On the occasion of Ronald Reagan’s death in June 2004, Sandburg wrote that “Reagan’s true legacy was brutal.” Lauding a contingent of left-wing activists who gathered in San Francisco to participate in an anti-Reagan rally sponsored by Global Exchange, Sandburg charged that the former president had: “slashed the safety net of domestic social programs”; “ignored the AIDS epidemic, which grew exponentially through his silence along with refusal to provide federal funding to battle the disease”; “supported the apartheid government in South Africa”; and “propped up brutal military regimes in Latin America,” where his policies were responsible for the deaths of “more than 200,000 people killed in El Salvador, Nicaragua, Guatemala and Honduras … from 1981 to 1990.”

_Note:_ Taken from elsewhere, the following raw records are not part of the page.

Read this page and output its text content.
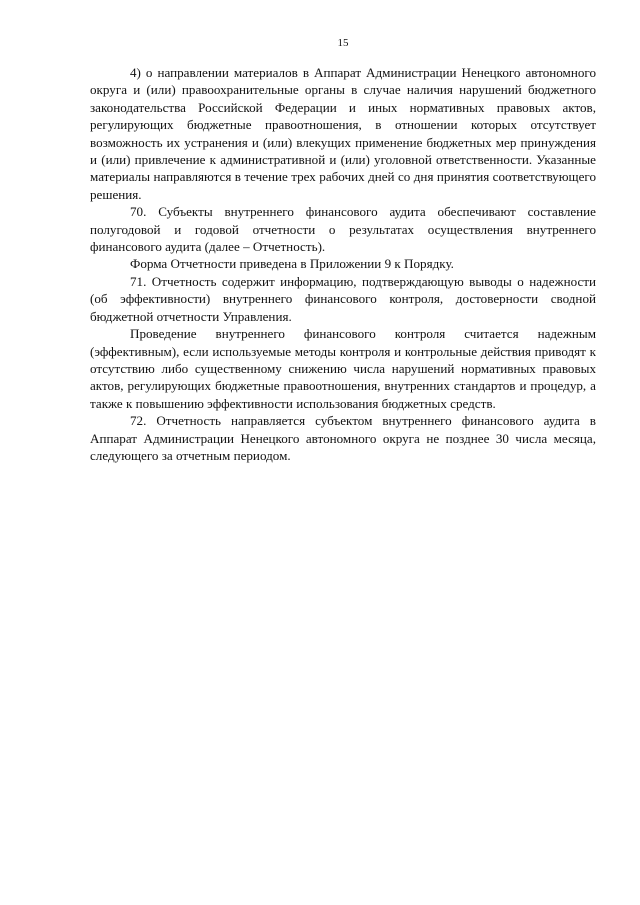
15

4) о направлении материалов в Аппарат Администрации Ненецкого автономного округа и (или) правоохранительные органы в случае наличия нарушений бюджетного законодательства Российской Федерации и иных нормативных правовых актов, регулирующих бюджетные правоотношения, в отношении которых отсутствует возможность их устранения и (или) влекущих применение бюджетных мер принуждения и (или) привлечение к административной и (или) уголовной ответственности. Указанные материалы направляются в течение трех рабочих дней со дня принятия соответствующего решения.

70. Субъекты внутреннего финансового аудита обеспечивают составление полугодовой и годовой отчетности о результатах осуществления внутреннего финансового аудита (далее – Отчетность).

Форма Отчетности приведена в Приложении 9 к Порядку.

71. Отчетность содержит информацию, подтверждающую выводы о надежности (об эффективности) внутреннего финансового контроля, достоверности сводной бюджетной отчетности Управления.

Проведение внутреннего финансового контроля считается надежным (эффективным), если используемые методы контроля и контрольные действия приводят к отсутствию либо существенному снижению числа нарушений нормативных правовых актов, регулирующих бюджетные правоотношения, внутренних стандартов и процедур, а также к повышению эффективности использования бюджетных средств.

72. Отчетность направляется субъектом внутреннего финансового аудита в Аппарат Администрации Ненецкого автономного округа не позднее 30 числа месяца, следующего за отчетным периодом.
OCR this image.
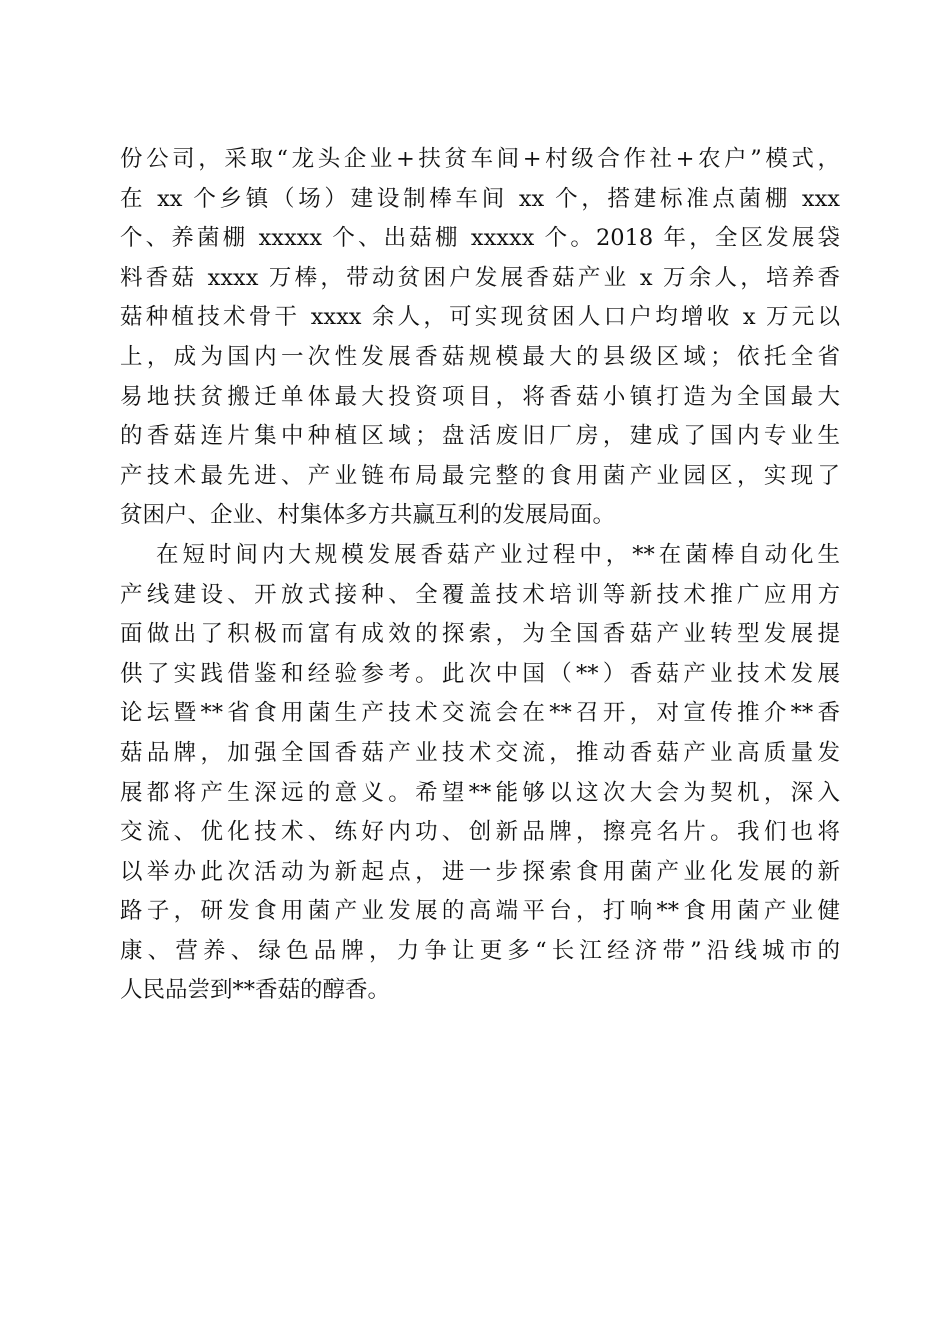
份公司，采取“龙头企业+扶贫车间+村级合作社+农户”模式，
在 xx 个乡镇（场）建设制棒车间 xx 个，搭建标准点菌棚 xxx
个、养菌棚 xxxxx 个、出菇棚 xxxxx 个。2018 年，全区发展袋
料香菇 xxxx 万棒，带动贫困户发展香菇产业 x 万余人，培养香
菇种植技术骨干 xxxx 余人，可实现贫困人口户均增收 x 万元以
上，成为国内一次性发展香菇规模最大的县级区域；依托全省
易地扶贫搬迁单体最大投资项目，将香菇小镇打造为全国最大
的香菇连片集中种植区域；盘活废旧厂房，建成了国内专业生
产技术最先进、产业链布局最完整的食用菌产业园区，实现了
贫困户、企业、村集体多方共赢互利的发展局面。
在短时间内大规模发展香菇产业过程中，**在菌棒自动化生
产线建设、开放式接种、全覆盖技术培训等新技术推广应用方
面做出了积极而富有成效的探索，为全国香菇产业转型发展提
供了实践借鉴和经验参考。此次中国（**）香菇产业技术发展
论坛暨**省食用菌生产技术交流会在**召开，对宣传推介**香
菇品牌，加强全国香菇产业技术交流，推动香菇产业高质量发
展都将产生深远的意义。希望**能够以这次大会为契机，深入
交流、优化技术、练好内功、创新品牌，擦亮名片。我们也将
以举办此次活动为新起点，进一步探索食用菌产业化发展的新
路子，研发食用菌产业发展的高端平台，打响**食用菌产业健
康、营养、绿色品牌，力争让更多“长江经济带”沿线城市的
人民品尝到**香菇的醇香。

In 2009 Sandburg derided the G-20—a group of finance ministers and central bank governors from twenty countries whose economies accounted for approximately 85% of the Gross World Product—as an entity whose goal was “to protect bank profits” rather than defend “the right of all [people] to a job.” She approvingly quoted an auto-industry striker’s assertion that the massive financial crisis afflicting the U.S. had been caused chiefly by the unrestrained greed of “corporations that generate billions of dollars a year,” and that the only way to set the economy back on firm footing would be for workers “to appropriate the means of production and be the actors of our own history.”

In October 2009 Sandburg reminisced about Paul Robeson Sr. (1898-1976), the late Stalinist and Communist Party USA member, describing him as “one of the most extraordinary people in the 20th century.” “Beloved by progressives for his fierce commitment to civil rights and support of socialism,” said Sandburg, Robeson had been “viciously persecuted by the FBI and State Department” as a “target of the McCarthyite anti-communist witch-hunt.”

In 2011 Sandburg supported the anti-capitalist Occupy Wall Street movement. She also advocates the implementation of a government-run, universal healthcare system.